Lors donc qu’Horus, le fils de Panishi, s’éveilla de son rêve après avoir vu ces choses, il trouva que ce qui lui venait d’arriver lui arrivait par un acte divin, et il agit en tout selon ce qui lui avait été dit en son rêve. Il ne tarda pas d’aller à l’endroit où Pharaon était, et il lui fabriqua un charme écrit contre les sorcelleries. Quand le second jour fut, les sorcelleries d’Horus, le fils de Tnahsît, retournèrent en Égypte pendant la nuit, à l’endroit où Pharaon était, puis elles revinrent à l’endroit où était le roi en cette heure, car elles ne purent maîtriser Pharaon, à cause des charmes et des sorcelleries que le chef du secret, Horus, le fils de Panishi, avait liés sur lui. Le matin du lendemain, Pharaon conta devant le chef du secret, Horus, le fils de Panishi, tout ce qu’il avait vu pendant la nuit, et comment les sorcelleries des Éthiopiens s’en étaient allées, sans avoir pu le maîtriser. Horus, le fils de Panishi, se fit apporter de la cire pure en quantité, il en fit un brancard à quatre porteurs, il récita un grimoire sur eux, il souffla sur eux violemment, il leur donna de vivre, il leur commanda, disant : « Vous irez au pays des Nègres, cette nuit, vous apporterez le roi en Égypte à l’endroit où est Pharaon ; on lui administrera une volée de courbache, cinq cents coups, en public, par devant Pharaon, puis vous le remporterez au pays des Nègres, le tout dans six heures de temps, sans plus ». Ils dirent : « Certes, nous n’omettrons rien ». Les sorcelleries d’Horus, le fils de Panishi, filèrent sur les nuages du ciel, et elles ne tardèrent pas d’aller au pays des Nègres pendant la nuit. Elles s’emparèrent du roi, elles l’emportèrent en Égypte on lui administra une volée de courbache, cinq cents coups, en public, par-devant le roi, puis elles le remportèrent au pays des Nègres, le tout dans six heures de temps, sans plus ».

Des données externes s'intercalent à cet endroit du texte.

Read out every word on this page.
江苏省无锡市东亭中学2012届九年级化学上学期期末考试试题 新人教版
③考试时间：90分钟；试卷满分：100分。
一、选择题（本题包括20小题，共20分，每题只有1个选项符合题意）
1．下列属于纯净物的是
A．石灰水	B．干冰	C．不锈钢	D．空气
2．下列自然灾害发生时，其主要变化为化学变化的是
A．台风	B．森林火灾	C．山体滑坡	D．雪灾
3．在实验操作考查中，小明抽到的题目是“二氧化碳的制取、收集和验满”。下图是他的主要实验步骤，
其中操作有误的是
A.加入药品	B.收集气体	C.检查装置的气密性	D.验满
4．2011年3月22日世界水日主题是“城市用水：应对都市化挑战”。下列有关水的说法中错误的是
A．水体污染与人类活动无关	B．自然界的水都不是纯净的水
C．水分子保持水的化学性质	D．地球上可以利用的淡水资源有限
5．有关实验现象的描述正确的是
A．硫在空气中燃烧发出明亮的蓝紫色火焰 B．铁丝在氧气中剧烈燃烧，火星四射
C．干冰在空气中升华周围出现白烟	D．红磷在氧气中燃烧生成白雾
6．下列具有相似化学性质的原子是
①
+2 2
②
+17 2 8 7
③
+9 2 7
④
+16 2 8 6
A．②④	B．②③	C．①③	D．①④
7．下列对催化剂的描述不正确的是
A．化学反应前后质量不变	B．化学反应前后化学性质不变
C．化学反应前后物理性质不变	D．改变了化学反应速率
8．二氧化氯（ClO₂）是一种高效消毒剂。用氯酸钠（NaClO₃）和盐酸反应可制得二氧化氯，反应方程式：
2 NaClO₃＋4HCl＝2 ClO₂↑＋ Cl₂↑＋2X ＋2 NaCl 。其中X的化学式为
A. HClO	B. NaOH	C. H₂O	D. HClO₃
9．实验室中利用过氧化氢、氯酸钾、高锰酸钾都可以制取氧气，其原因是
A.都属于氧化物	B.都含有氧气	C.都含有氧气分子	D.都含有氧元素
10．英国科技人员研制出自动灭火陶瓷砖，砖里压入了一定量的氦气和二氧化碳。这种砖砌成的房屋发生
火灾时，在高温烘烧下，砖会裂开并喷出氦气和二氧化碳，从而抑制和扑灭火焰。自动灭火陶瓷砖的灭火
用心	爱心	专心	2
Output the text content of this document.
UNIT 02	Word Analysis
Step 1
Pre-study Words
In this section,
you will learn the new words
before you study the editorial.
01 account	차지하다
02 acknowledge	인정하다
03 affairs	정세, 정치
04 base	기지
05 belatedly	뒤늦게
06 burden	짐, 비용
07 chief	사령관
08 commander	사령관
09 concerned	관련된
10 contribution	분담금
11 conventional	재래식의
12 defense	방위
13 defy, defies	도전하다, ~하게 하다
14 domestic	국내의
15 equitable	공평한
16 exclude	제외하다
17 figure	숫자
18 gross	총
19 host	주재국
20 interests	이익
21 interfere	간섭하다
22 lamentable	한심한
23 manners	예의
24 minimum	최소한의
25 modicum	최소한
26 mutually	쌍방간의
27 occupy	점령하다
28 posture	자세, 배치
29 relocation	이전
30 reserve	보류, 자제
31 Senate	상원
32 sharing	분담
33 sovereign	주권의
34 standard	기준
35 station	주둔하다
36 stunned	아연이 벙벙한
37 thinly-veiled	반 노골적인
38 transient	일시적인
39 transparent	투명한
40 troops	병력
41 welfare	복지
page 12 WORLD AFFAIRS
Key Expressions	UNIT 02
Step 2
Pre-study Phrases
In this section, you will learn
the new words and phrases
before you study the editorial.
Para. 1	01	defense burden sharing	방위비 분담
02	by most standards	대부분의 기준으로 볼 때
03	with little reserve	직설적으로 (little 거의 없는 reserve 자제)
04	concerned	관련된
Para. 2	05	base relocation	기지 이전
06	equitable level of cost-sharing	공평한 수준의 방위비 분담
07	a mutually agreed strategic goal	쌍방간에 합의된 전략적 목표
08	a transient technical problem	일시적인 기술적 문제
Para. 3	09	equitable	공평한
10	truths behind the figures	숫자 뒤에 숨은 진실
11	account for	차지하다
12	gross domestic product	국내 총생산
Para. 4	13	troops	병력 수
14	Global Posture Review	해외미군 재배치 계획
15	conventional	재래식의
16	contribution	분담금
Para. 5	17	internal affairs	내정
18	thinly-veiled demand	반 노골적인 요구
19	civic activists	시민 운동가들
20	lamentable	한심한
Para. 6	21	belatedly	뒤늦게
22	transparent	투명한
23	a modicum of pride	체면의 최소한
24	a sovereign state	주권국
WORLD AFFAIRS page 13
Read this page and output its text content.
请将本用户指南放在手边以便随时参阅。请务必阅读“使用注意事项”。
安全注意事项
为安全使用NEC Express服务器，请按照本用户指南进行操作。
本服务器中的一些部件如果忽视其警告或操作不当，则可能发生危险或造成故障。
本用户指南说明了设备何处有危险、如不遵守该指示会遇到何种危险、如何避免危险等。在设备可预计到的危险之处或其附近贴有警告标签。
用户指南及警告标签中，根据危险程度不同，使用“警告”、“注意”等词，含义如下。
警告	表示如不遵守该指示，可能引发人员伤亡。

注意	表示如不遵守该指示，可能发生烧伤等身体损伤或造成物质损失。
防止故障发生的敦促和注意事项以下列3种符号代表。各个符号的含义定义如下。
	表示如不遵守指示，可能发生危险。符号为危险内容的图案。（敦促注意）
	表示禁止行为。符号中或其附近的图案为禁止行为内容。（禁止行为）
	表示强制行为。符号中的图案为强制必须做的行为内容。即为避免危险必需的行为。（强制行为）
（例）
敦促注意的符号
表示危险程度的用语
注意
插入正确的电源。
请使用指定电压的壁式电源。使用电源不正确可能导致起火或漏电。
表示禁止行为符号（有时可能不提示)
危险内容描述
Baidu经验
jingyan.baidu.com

Ces récits donc Sénosiris les fit, les contant au milieu de la cour, devant Pharaon et devant ses nobles, le peuple d’Égypte écoutant sa voix, tandis qu’il disait : « L’hostilité d’Amon, ton Dieu, tombe sur toi, méchant Éthiopien ! Les paroles que je dis sont-elles celles qui sont écrites sur cette lettre ? » L’Éthiopien dit, la tête baissée vers le sol : « Continue de lire, car toutes les paroles que tu dis sont celles qui sont écrites sur cette lettre ».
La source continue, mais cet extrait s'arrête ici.